Abou Tall : Je ne suis pas d’accord, il reste beaucoup d’excellents rappeurs, bien plus que ce qu’on pourrait penser. Il faut aussi que le public comprenne qu’on évolue tous artistiquement au fil des années. Quand tu rappes depuis plus de 15 ans, tu as aussi envie d’essayer d’autres choses. Les gens aiment bien quand ça chante donc c’est toujours un plaisir de leur faire plaisir, tant que ça ne jure pas avec tes goûts et tes envies. Voir le public chanter tes sons c’est super, et c’est plus facile avec la chanson qu’avec du rap. Drake peut chanter, il fait partie de ceux qui ont popularisé et démocratisé ça, mais ça n’enlève rien au fait qu’il reste l’un des meilleurs rappeurs tout en sachant super bien faire les deux. C’est quelque chose que je lui envie. Tant que c’est bien fait, je valide.
OFIVE : Si tu devais défiler pour un créateur… ?
Abou Tall : MWAMI. C’est un créateur que j’aime vraiment beaucoup et que je connais bien. C’est 100% sénégalais, conçu au Sénégal avec une forte symbolique africaine.
OFIVE : Si la fin du monde est officiellement annoncée pour demain, que manges-tu ce soir ?
Abou Tall : Quoi qu’il arrive je mange halal (rires). Un caldou, un plat de Casamance avec du bon poisson, du bon kutcha.
OFIVE : Ton prochain voyage ?
Abou Tall : En ce moment je pense beaucoup au Brésil, j’aimerais y retourner. J’écoute beaucoup de musiques sud-américaines et notamment brésiliennes actuellement. Pourquoi pas pour le prochain Carnaval de Rio en février si le COVID le permet.
OFIVE : Si tu devais faire un album commun avec un des tauliers de la chanson française ?
Abou Tall : Renaud, c’est la street de malade !
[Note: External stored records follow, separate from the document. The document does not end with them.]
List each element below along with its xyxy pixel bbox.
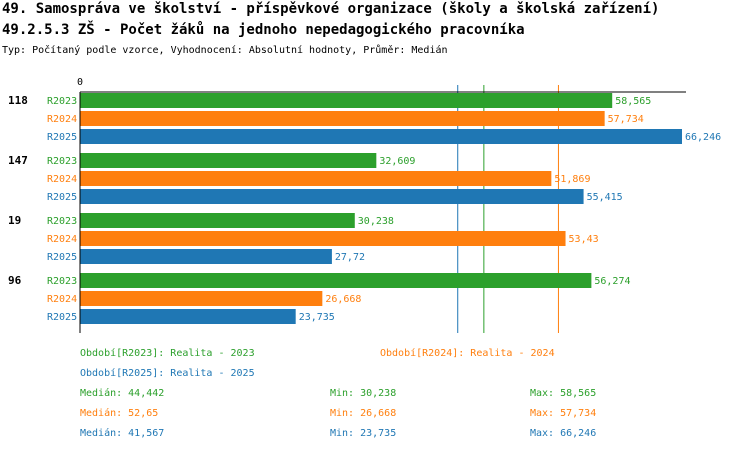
- stat-median-r2024: Medián: 52,65: [80, 408, 159, 419]
- series-label-r2023: R2023: [47, 96, 77, 107]
- bar-96-r2025: [80, 309, 296, 324]
- bar-19-r2023: [80, 213, 355, 228]
- value-label-96-r2023: 56,274: [594, 276, 630, 287]
- series-label-r2024: R2024: [47, 234, 77, 245]
- bar-96-r2023: [80, 273, 592, 288]
- series-label-r2024: R2024: [47, 114, 77, 125]
- series-label-r2025: R2025: [47, 252, 77, 263]
- bar-chart: 118 R2023 58,565 R2024 57,734 R2025 66,246 147 R…: [8, 77, 721, 333]
- series-label-r2023: R2023: [47, 276, 77, 287]
- stat-median-r2023: Medián: 44,442: [80, 388, 165, 399]
- stat-median-r2025: Medián: 41,567: [80, 428, 165, 439]
- value-label-96-r2025: 23,735: [299, 312, 335, 323]
- bar-19-r2025: [80, 249, 332, 264]
- stat-min-r2025: Min: 23,735: [330, 428, 397, 439]
- category-label-19: 19: [8, 214, 21, 227]
- bar-147-r2025: [80, 189, 584, 204]
- value-label-19-r2023: 30,238: [358, 216, 394, 227]
- series-label-r2023: R2023: [47, 156, 77, 167]
- chart-title-line2: 49.2.5.3 ZŠ - Počet žáků na jednoho nepe…: [2, 22, 525, 38]
- series-label-r2025: R2025: [47, 132, 77, 143]
- value-label-118-r2023: 58,565: [615, 96, 651, 107]
- legend-period-r2024: Období[R2024]: Realita - 2024: [380, 348, 555, 359]
- series-label-r2023: R2023: [47, 216, 77, 227]
- value-label-19-r2025: 27,72: [335, 252, 365, 263]
- value-label-118-r2025: 66,246: [685, 132, 721, 143]
- bar-118-r2024: [80, 111, 605, 126]
- value-label-96-r2024: 26,668: [325, 294, 361, 305]
- chart-title-line1: 49. Samospráva ve školství - příspěvkové…: [2, 1, 660, 17]
- category-label-147: 147: [8, 154, 28, 167]
- series-label-r2024: R2024: [47, 294, 77, 305]
- stat-max-r2024: Max: 57,734: [530, 408, 597, 419]
- series-label-r2024: R2024: [47, 174, 77, 185]
- stat-min-r2023: Min: 30,238: [330, 388, 397, 399]
- series-label-r2025: R2025: [47, 312, 77, 323]
- category-label-118: 118: [8, 94, 28, 107]
- value-label-19-r2024: 53,43: [569, 234, 599, 245]
- legend-period-r2025: Období[R2025]: Realita - 2025: [80, 368, 255, 379]
- stat-min-r2024: Min: 26,668: [330, 408, 397, 419]
- bar-147-r2023: [80, 153, 377, 168]
- category-label-96: 96: [8, 274, 22, 287]
- chart-subtitle: Typ: Počítaný podle vzorce, Vyhodnocení:…: [2, 45, 448, 56]
- bar-147-r2024: [80, 171, 552, 186]
- value-label-118-r2024: 57,734: [608, 114, 644, 125]
- legend-period-r2023: Období[R2023]: Realita - 2023: [80, 348, 255, 359]
- bar-118-r2025: [80, 129, 682, 144]
- value-label-147-r2025: 55,415: [587, 192, 623, 203]
- stat-max-r2025: Max: 66,246: [530, 428, 597, 439]
- series-label-r2025: R2025: [47, 192, 77, 203]
- bar-96-r2024: [80, 291, 323, 306]
- x-axis-zero-label: 0: [77, 77, 83, 88]
- stat-max-r2023: Max: 58,565: [530, 388, 597, 399]
- bar-19-r2024: [80, 231, 566, 246]
- value-label-147-r2024: 51,869: [554, 174, 590, 185]
- bar-118-r2023: [80, 93, 613, 108]
- value-label-147-r2023: 32,609: [379, 156, 415, 167]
OFIVE : La suite pour toi ?
Abou Tall : Je bosse déjà sur mon prochain album. J’aimerais surtout faire une tournée mais encore une fois, Monsieur Covid n’est pas d’accord. Idéalement, j’imagine la suite en concert. J’ai déjà une date parisienne en février, j’espère qu’elle sera maintenue. Tu peux faire autant de Live Instagram que tu veux, l’énergie du live ne peux pas se transmettre par la 3G.
OFIVE : Le point positif de cette période de confinement ?
Abou Tall : Dormir et être fainéant sans aucune culpabilité. Ne rien faire sans se sentir coupable parce qu’on en était tous au même stade.
OFIVE : Tu voulais ressembler à qui quand tu étais petit ?
Abou Tall : Wesley Snipes dans Blade. Il était trop stylé avec ses lunettes et ses contours. Ces films m’ont matrixé quand j’étais petit.
OFIVE : Qu’as-tu fait qu’on ne sache pas ?
Abou Tall : Ecrire pour d’autres artistes.